Was it worth it? I don’t know. This is certainly the most time I’ve ever spent reading books I didn’t like all that much outside of a classroom environment. I can’t really say I enjoyed it. I can’t really say I’m glad I followed the advice of everyone who encouraged me to stick with it, the books get better, I’d come around. They didn’t and I didn’t. I don’t think the nuggets of goodness scattered throughout the seven volumes were worth the junk I had to wade through to get to them, and not just because of the junk in and of itself–I worry that exposure to that junk will leave me less favorably inclined to the Stephen King books and stories I’d come to know and love and really treasure before I laid eyes on the damned Dark Tower, and that’s a real tragedy, because those books mean a lot to me. Time will tell.

Go, then. There are better books than these.

A novel approach

This week’s Horror Roundtable asks us for our favorite horror novels. Mine might surprise you given my mood of late.

The Blogslinger: Blogging The Dark Tower, October-November 2007–Day 55

Read: The Dark Tower–“New York Again (Roland Shows ID)”; “Fedic (Two Views)”; “The Thing Under the Castle”; “On Badlands Avenue”; “The Castle of the Crimson King”

Another chunk of the final book in the series, another ad for another Stephen King book that apparently it would have really helped to have read before getting to the climax of a seven-volume fantasy epic. I’m getting kind of tired of that, though I do take comfort from the fact that Roland seems no more anxious to read Insomnia than I do. But in a way, each of these King-centric interludes–the notion that character-King doesn’t always get the messages from Gan right so that’s why so much stuff in all the books that touch on the Tower mythos contradict one another; the idea that the reason there’s just so much shit going on in these books is because it’s basically being dictated to him by God and his usual process of narrowing and editing isn’t in effect; capping off the constant references throughout the series to graffiti artist “Bango Skank” by basically giving up and calling him “the Great Lost Character”; even the fact that King himself is a character in his own magnum opus–embody the problems they purport to explain and describe. There’s nothing wrong with these books that a red pencil couldn’t fix, but try telling that to a guy who thinks this stuff’s being beamed to him by divine intervention.

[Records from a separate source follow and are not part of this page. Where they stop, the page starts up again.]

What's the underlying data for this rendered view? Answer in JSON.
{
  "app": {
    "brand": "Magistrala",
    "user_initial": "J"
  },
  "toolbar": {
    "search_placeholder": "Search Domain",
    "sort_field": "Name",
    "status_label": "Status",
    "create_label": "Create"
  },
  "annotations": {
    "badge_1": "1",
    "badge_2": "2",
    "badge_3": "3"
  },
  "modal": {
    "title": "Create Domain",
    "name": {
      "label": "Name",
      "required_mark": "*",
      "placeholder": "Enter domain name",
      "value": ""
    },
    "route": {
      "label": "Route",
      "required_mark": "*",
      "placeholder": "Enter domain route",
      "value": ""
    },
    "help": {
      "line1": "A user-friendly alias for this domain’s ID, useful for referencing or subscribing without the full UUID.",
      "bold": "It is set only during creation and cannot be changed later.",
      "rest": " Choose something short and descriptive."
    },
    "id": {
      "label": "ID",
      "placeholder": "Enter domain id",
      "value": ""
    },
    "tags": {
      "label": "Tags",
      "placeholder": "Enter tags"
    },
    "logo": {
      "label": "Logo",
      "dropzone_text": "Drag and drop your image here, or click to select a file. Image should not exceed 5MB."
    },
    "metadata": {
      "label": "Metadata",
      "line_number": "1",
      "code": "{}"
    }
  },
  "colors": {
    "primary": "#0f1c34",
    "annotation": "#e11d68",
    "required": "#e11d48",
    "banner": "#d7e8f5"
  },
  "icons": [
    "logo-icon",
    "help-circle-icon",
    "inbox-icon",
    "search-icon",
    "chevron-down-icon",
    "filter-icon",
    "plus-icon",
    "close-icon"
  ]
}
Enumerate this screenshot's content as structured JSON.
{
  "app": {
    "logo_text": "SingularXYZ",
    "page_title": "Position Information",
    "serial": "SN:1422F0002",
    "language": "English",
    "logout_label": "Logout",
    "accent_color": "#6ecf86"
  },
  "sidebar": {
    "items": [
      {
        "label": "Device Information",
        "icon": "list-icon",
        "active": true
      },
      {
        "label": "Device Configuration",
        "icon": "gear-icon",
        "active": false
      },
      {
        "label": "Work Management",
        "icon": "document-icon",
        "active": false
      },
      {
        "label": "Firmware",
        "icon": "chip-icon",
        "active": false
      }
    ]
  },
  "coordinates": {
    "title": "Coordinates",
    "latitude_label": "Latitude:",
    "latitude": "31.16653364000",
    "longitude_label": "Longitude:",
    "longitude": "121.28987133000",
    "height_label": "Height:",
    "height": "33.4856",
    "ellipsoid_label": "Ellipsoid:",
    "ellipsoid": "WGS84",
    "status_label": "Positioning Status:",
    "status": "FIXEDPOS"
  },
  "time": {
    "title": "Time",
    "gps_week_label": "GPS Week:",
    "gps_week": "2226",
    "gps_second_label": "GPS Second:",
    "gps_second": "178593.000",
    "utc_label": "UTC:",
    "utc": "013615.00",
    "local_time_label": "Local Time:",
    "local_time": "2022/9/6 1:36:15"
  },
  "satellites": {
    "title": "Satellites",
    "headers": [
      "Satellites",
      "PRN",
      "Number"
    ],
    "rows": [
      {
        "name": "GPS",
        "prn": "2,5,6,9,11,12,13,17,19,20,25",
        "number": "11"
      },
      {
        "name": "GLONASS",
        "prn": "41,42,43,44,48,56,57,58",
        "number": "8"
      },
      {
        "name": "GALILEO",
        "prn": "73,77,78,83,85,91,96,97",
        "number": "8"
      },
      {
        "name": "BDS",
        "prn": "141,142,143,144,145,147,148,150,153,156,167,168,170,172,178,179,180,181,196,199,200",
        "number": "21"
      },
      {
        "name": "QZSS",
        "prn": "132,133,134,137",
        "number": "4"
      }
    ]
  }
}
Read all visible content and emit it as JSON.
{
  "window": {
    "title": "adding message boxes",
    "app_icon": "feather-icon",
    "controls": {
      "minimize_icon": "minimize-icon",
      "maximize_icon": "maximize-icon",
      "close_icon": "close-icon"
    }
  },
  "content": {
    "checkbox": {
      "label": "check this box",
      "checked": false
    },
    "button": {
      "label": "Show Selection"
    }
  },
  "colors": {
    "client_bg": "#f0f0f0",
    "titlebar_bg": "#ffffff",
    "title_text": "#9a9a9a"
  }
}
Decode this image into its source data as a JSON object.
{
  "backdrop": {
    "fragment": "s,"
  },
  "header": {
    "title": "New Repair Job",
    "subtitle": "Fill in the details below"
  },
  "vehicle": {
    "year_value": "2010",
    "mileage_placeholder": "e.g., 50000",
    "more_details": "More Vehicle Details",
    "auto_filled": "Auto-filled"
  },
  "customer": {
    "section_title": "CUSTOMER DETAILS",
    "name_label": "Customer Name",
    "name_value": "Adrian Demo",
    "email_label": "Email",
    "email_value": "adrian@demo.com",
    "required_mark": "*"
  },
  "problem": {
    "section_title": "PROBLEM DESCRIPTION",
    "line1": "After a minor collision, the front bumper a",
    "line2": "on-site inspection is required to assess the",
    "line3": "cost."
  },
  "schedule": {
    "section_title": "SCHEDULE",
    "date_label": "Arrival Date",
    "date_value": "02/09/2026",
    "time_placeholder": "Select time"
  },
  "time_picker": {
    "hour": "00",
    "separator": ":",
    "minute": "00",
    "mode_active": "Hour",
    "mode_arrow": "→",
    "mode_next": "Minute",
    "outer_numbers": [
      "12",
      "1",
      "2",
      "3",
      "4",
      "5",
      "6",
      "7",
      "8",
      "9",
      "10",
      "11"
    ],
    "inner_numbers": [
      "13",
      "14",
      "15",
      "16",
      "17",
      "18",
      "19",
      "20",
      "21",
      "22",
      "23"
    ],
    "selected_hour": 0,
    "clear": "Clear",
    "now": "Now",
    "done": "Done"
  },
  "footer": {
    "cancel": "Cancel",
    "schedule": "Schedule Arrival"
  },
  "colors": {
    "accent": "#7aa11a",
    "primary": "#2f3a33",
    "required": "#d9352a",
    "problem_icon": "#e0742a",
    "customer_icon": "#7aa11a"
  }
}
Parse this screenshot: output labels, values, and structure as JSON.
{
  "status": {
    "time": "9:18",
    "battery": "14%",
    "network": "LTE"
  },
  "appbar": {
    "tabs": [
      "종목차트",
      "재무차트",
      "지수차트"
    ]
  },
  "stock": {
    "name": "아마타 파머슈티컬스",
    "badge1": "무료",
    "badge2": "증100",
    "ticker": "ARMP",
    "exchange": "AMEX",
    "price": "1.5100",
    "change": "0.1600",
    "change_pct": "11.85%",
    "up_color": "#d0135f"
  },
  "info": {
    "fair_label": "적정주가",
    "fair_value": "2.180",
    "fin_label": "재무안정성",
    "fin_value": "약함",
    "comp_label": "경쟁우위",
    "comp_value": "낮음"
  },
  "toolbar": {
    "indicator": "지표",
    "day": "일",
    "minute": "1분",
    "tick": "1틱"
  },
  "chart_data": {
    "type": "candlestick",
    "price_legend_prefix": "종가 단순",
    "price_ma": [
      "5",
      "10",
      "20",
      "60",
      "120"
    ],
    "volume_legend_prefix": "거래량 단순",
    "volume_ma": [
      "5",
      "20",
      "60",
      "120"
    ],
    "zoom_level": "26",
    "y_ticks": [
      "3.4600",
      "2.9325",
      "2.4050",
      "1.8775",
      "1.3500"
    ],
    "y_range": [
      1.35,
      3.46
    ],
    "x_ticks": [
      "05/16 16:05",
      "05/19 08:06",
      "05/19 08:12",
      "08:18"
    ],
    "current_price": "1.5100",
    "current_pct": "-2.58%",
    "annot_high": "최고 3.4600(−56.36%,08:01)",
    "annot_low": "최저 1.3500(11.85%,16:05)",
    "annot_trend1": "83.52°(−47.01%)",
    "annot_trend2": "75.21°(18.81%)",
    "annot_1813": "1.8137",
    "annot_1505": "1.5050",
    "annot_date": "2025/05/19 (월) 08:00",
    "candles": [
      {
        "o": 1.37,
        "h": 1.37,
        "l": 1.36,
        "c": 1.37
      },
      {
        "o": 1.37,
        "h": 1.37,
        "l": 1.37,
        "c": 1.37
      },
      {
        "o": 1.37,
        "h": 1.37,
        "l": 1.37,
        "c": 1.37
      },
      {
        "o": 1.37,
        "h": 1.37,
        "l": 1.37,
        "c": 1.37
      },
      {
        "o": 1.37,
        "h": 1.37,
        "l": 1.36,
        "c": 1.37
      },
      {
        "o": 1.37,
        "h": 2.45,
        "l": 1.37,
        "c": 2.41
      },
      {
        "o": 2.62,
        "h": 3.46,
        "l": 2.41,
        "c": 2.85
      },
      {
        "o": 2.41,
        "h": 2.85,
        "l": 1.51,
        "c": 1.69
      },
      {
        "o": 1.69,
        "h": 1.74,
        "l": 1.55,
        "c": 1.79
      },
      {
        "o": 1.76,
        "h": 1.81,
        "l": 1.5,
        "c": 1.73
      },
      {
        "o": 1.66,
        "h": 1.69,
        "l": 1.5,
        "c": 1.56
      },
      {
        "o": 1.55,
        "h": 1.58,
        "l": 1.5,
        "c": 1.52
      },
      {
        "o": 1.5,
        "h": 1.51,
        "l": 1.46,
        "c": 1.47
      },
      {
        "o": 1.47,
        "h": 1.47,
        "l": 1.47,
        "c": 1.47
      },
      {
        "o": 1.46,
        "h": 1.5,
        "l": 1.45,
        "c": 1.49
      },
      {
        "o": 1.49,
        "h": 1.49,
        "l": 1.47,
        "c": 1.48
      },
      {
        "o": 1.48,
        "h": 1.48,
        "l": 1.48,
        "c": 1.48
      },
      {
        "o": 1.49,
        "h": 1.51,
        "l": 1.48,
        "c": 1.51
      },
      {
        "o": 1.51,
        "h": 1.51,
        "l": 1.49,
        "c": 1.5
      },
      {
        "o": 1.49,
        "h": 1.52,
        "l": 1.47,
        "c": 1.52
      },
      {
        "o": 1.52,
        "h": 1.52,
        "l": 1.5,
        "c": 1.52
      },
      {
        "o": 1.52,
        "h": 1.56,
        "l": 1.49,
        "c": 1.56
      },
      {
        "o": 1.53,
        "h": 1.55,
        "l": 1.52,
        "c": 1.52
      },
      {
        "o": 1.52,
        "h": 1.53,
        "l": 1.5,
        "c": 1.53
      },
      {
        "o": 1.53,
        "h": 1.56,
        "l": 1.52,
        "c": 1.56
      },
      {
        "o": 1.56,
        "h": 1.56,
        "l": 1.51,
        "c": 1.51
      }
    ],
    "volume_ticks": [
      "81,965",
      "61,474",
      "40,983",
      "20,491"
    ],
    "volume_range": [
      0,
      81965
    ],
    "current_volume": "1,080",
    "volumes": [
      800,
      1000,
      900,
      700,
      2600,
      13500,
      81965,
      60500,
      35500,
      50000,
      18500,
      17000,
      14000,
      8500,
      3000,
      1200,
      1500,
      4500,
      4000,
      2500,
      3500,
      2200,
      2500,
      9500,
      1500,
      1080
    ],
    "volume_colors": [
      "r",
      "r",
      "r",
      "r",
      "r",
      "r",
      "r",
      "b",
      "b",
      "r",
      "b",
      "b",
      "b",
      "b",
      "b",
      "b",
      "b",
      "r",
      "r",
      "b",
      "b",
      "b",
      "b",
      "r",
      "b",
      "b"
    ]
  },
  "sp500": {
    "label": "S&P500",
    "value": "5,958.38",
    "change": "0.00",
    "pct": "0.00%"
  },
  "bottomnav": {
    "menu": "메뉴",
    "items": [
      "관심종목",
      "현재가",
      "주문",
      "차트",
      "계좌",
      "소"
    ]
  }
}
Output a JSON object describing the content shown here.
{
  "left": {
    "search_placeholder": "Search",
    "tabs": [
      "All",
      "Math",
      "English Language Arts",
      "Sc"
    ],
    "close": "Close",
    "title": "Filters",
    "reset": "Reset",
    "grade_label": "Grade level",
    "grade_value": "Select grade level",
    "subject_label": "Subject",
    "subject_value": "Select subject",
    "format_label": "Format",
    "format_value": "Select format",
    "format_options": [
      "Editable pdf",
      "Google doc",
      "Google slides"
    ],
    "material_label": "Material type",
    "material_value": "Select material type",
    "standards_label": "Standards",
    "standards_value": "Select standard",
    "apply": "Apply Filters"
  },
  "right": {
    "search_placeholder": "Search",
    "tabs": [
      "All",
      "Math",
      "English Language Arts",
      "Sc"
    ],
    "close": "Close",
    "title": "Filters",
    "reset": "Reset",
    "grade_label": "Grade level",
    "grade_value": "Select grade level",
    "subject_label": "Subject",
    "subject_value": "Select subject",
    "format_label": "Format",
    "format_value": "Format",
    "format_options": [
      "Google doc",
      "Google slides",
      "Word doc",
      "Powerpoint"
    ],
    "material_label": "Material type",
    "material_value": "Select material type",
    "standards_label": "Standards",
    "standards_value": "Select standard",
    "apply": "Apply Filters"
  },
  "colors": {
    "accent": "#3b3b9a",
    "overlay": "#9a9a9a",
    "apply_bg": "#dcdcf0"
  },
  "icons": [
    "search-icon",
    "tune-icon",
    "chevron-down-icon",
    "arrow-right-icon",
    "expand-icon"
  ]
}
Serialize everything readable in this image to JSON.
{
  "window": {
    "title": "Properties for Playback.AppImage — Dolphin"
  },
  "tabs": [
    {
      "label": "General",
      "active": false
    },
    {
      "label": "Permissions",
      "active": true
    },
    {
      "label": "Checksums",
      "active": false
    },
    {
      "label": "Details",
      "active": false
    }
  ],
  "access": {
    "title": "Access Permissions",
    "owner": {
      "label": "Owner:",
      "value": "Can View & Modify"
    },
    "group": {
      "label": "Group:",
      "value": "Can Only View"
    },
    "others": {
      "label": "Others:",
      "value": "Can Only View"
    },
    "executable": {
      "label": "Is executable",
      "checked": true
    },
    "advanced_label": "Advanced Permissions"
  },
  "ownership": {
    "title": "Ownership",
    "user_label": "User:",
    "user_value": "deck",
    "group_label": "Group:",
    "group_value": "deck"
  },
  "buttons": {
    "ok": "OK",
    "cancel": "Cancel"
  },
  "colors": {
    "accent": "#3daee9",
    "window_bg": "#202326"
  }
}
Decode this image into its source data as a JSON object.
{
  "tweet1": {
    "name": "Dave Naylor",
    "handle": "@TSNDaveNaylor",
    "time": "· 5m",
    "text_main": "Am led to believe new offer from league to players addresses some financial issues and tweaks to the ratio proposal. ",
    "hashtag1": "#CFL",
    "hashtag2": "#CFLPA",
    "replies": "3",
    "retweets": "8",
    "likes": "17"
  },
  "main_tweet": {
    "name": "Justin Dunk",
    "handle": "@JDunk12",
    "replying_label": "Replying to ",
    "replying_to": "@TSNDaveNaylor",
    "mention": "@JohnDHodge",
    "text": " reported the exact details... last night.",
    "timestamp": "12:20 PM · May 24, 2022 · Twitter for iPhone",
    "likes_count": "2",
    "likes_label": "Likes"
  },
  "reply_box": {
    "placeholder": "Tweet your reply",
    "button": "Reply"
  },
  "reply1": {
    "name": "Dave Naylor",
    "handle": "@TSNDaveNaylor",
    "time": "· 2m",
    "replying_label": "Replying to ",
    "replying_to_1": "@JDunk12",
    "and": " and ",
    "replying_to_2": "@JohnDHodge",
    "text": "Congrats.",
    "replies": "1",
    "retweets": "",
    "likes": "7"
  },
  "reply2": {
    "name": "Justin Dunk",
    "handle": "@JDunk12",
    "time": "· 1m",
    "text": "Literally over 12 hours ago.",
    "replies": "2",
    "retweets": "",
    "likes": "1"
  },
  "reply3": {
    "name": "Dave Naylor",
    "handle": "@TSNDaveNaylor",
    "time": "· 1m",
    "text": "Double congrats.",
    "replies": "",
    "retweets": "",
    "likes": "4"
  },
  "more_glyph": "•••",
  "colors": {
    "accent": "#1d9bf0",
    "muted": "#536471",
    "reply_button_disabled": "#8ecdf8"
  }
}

A few more trims and the strong stuff here would stand out. And there was strong stuff. The scary things under the castle, for example–the creepy doors to historical atrocities, the sound of a mouth full of fangs chewing endlessly behind a flimsy portal, that big giant centipede monster refugee from “The Mist” or “Jerusalem’s Lot.” The use of relentless, non-fatal chilliness, slowly driving Susannah and Roland into desperation. The three goofy Stephen King lookalikes (how great would it be if they were King’s first appearance in the series?) and their unpleasant fate. The Crimson King sitting on a throne of skulls while ordering all his followers to their deaths. I’ll even grant you the meeting between Roland and the heads of the corporation dedicated to facilitating his work in America. There’s almost enough stuff right there for a good book, but what you’ve got is about, I dunno, one-eighth of a gigantic overstuffed monstrosity that is itself one-seventh of an even MORE gigantic overstuffed monstrosity.

I’m also pissed because it felt like Flagg was going to be in the Crimson King’s castle but he wasn’t. Rip-off.

The underground

Via Infocult comes word of these astonishing hidden underground temples in the Italian countryside. Started in 1978 by an eccentric businessman and built in complete secrecy beneath the earth’s surface over the course of 16 years, the temple complex is 20 times the size of Big Ben.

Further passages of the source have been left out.